In September 2010, Fudge was listed as one of several possible candidates to replace Larry Summers as director of the National Economic Council. Some reports signalled that the White House could be looking for a female executive with business experience to fill the post.

In September 2011, Fudge joined in the Committee for a Responsible Federal Budget (CRFB) "Go Big" forum. CRFB, along with the New America Foundation, the Concord Coalition, and the Bipartisan Policy Center "discuss[ed] the path ahead for the Joint Select Committee on Deficit Reduction (Super Committee) and the reasons it should exceed its mandate".

Fudge also is on the State Department's Foreign Affairs Policy Board.

==Personal life==
As a sophomore at Simmons, Ann married Rich Fudge. Before she graduated, they had a baby, Rich, Jr. She had to balance personal and academic/professional demands from that early stage on. "Her fondest memory from General Mills ... involved her younger son, Kevin, then 9. Ms. Fudge had just been made a marketing director, the first black at that level. 'I came home all excited, and was telling my family, and he said: "What's the big deal, mom? So now instead of one brand, you have four. You can do that." He was right. My sons have helped keep things in perspective.'"

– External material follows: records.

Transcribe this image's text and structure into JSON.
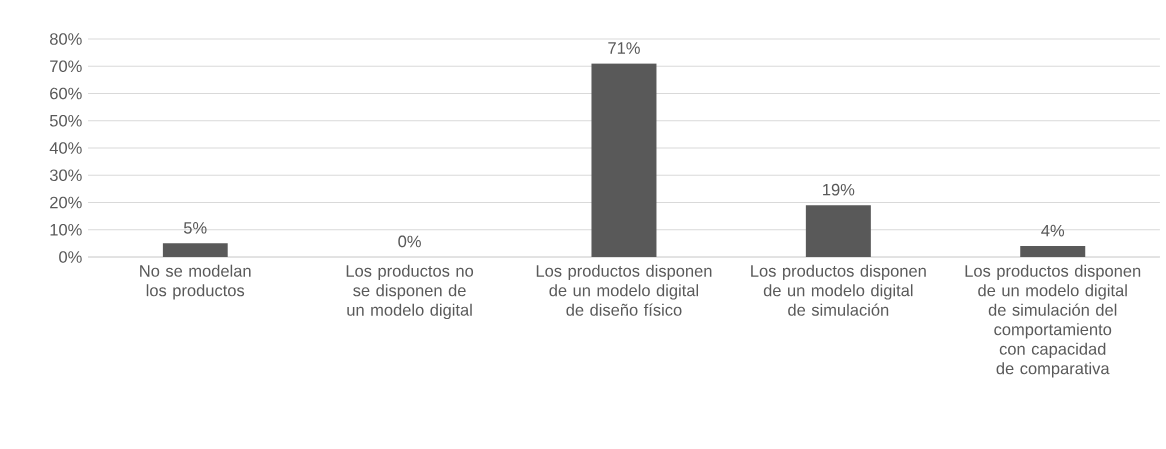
{
  "chart_data": {
    "type": "bar",
    "categories": [
      "No se modelan los productos",
      "Los productos no se disponen de un modelo digital",
      "Los productos disponen de un modelo digital de diseño físico",
      "Los productos disponen de un modelo digital de simulación",
      "Los productos disponen de un modelo digital de simulación del comportamiento con capacidad de comparativa"
    ],
    "values": [
      5,
      0,
      71,
      19,
      4
    ],
    "value_labels": [
      "5%",
      "0%",
      "71%",
      "19%",
      "4%"
    ],
    "color": "#595959",
    "ylim": [
      0,
      80
    ],
    "yticks": [
      {
        "value": 0,
        "label": "0%"
      },
      {
        "value": 10,
        "label": "10%"
      },
      {
        "value": 20,
        "label": "20%"
      },
      {
        "value": 30,
        "label": "30%"
      },
      {
        "value": 40,
        "label": "40%"
      },
      {
        "value": 50,
        "label": "50%"
      },
      {
        "value": 60,
        "label": "60%"
      },
      {
        "value": 70,
        "label": "70%"
      },
      {
        "value": 80,
        "label": "80%"
      }
    ],
    "grid": "y"
  }
}
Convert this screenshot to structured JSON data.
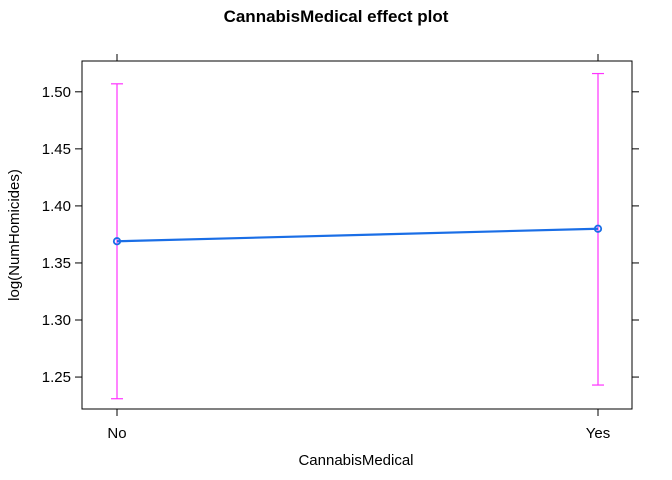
{
  "chart_data": {
    "type": "line",
    "title": "CannabisMedical effect plot",
    "xlabel": "CannabisMedical",
    "ylabel": "log(NumHomicides)",
    "categories": [
      "No",
      "Yes"
    ],
    "values": [
      1.369,
      1.38
    ],
    "lower": [
      1.231,
      1.243
    ],
    "upper": [
      1.507,
      1.516
    ],
    "ylim": [
      1.222,
      1.527
    ],
    "yticks": [
      1.25,
      1.3,
      1.35,
      1.4,
      1.45,
      1.5
    ],
    "ytick_labels": [
      "1.25",
      "1.30",
      "1.35",
      "1.40",
      "1.45",
      "1.50"
    ],
    "grid": false,
    "colors": {
      "line": "#1a6ee6",
      "error_bar": "#ff33ff",
      "frame": "#000000"
    }
  }
}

Fudge is also noted for having pursued her career despite the glass ceiling which has been seen to thwart promotion to the top ranks, facing women and minorities in the corporate workforce particularly. And, in regards Fudge's relatively early moves out of jobs, the 2004 Business Week article also included a sidebar on four "other women [who] left high-powered positions in the corporate world to find a place where they could work on their own terms."

Fudge is currently based in Chestnut Hill, Massachusetts. She and her husband have five grandchildren. She is Catholic.

==Awards and honors==
- Candace Award, National Coalition of 100 Black Women, 1991.
- American Academy of Arts and Sciences Fellow, 2019.